Confidentialité, sécurité, etc. les médecins qui ont refusé le DMP durant des années (et continuent souvent de le faire) n'ont pas forcément tort si on s'en tient à ce qui précède. Surtout les médecins stockant leurs dossiers papier dans une belle armoire dans le couloir de leur cabinet, là où de nombreuses personnes passent et repassent. L'enjeu du DMP était bien de soumettre les praticiens à une supervision, un contrôle, certes financier mais pas seulement. Il s'agissait de redonner la liberté aux patients de changer de médecin aisément : la donnée, là aussi, est le coeur de la maîtrise de la clientèle (pardon, la patientèle). Et les médecins se plaçaient, avec le DMP, dans une logique de professionnel délivrant un service face à un client ayant des exigences et pouvant changer de fournisseur, avec des financeurs pouvant demander des comptes sur le bon emploi des deniers publics. Insupportable pour les fils d'Esculape.

Défiance et refus

La mauvaise gestion des deniers du secteur est notoire et largement à l'origine des difficultés récurrentes. La réponse de l'État est souvent de couper les coûts mais sans prendre en main la nécessaire réorganisation. Résultat : tout reste comme avant mais marche simplement moins bien, avec moins de moyens, avec toujours les mêmes gâchis dont le poids se fait donc sentir plus lourdement en proportion. Et comme la cyber-sécurité, c'est bien connu que cela ne sert à rien, tout comme l'informatique, quand il faut couper des coûts... Les fils d'Esculape ont l'habitude, depuis au moins trois mille ans, de maîtriser ces corps qui leur sont confiés. Devoir dépendre d'informaticiens pour exercer leur métier, devoir dépendre de savoirs et de techniques qu'ils ne maîtrisent pas, est inconcevable.

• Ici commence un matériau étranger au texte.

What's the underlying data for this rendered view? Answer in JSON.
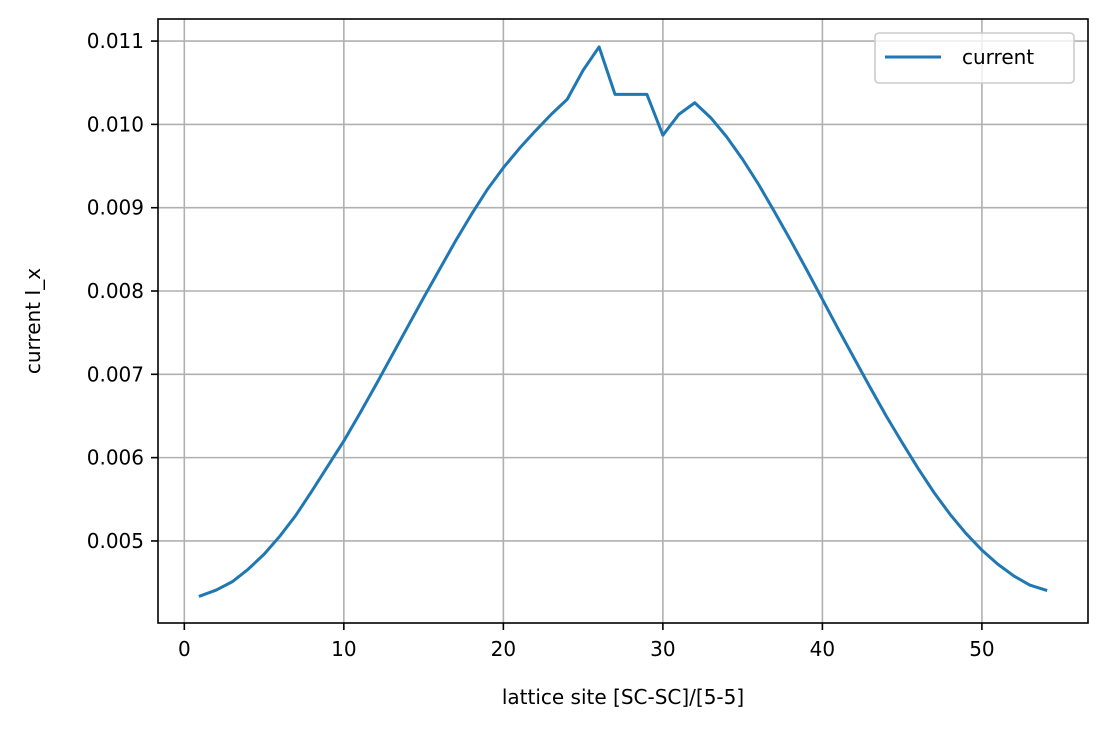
{
  "chart_data": {
    "type": "line",
    "xlabel": "lattice site [SC-SC]/[5-5]",
    "ylabel": "current I_x",
    "xlim": [
      -1.65,
      56.65
    ],
    "ylim": [
      0.004015,
      0.011265
    ],
    "xticks": [
      0,
      10,
      20,
      30,
      40,
      50
    ],
    "yticks": [
      0.005,
      0.006,
      0.007,
      0.008,
      0.009,
      0.01,
      0.011
    ],
    "xtick_labels": [
      "0",
      "10",
      "20",
      "30",
      "40",
      "50"
    ],
    "ytick_labels": [
      "0.005",
      "0.006",
      "0.007",
      "0.008",
      "0.009",
      "0.010",
      "0.011"
    ],
    "grid": true,
    "legend_position": "top-right",
    "series": [
      {
        "name": "current",
        "color": "#1f77b4",
        "x": [
          1,
          2,
          3,
          4,
          5,
          6,
          7,
          8,
          9,
          10,
          11,
          12,
          13,
          14,
          15,
          16,
          17,
          18,
          19,
          20,
          21,
          22,
          23,
          24,
          25,
          26,
          27,
          28,
          29,
          30,
          31,
          32,
          33,
          34,
          35,
          36,
          37,
          38,
          39,
          40,
          41,
          42,
          43,
          44,
          45,
          46,
          47,
          48,
          49,
          50,
          51,
          52,
          53,
          54
        ],
        "y": [
          0.00434,
          0.00441,
          0.00451,
          0.00466,
          0.00484,
          0.00506,
          0.00531,
          0.0056,
          0.0059,
          0.0062,
          0.00653,
          0.00687,
          0.00722,
          0.00757,
          0.00792,
          0.00826,
          0.0086,
          0.00892,
          0.00922,
          0.00948,
          0.00971,
          0.00992,
          0.01012,
          0.0103,
          0.01065,
          0.01093,
          0.01036,
          0.01036,
          0.01036,
          0.00987,
          0.01012,
          0.01026,
          0.01008,
          0.00985,
          0.00958,
          0.00928,
          0.00895,
          0.00861,
          0.00826,
          0.0079,
          0.00754,
          0.00719,
          0.00684,
          0.0065,
          0.00618,
          0.00587,
          0.00558,
          0.00532,
          0.00509,
          0.00489,
          0.00472,
          0.00458,
          0.00447,
          0.00441
        ]
      }
    ]
  }
}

Le résultat, c'est un désastre. On peut bien sûr se réjouir, notamment en ces temps de crise sanitaire, du développement d'initiatives digitales locales, des téléconsultations, etc. Nous nous en sommes fait l'écho à plusieurs reprises sur CIO ces derniers mois. Un peu ce qui se passait dans les autres secteurs il y a vingt ans. Une stratégie globale manque, au niveau au minimum national. C'est vrai pour la numérisation de la chaîne de soins, pour que la médecine connaisse enfin sa transformation digitale, comme pour la cyber-sécurité.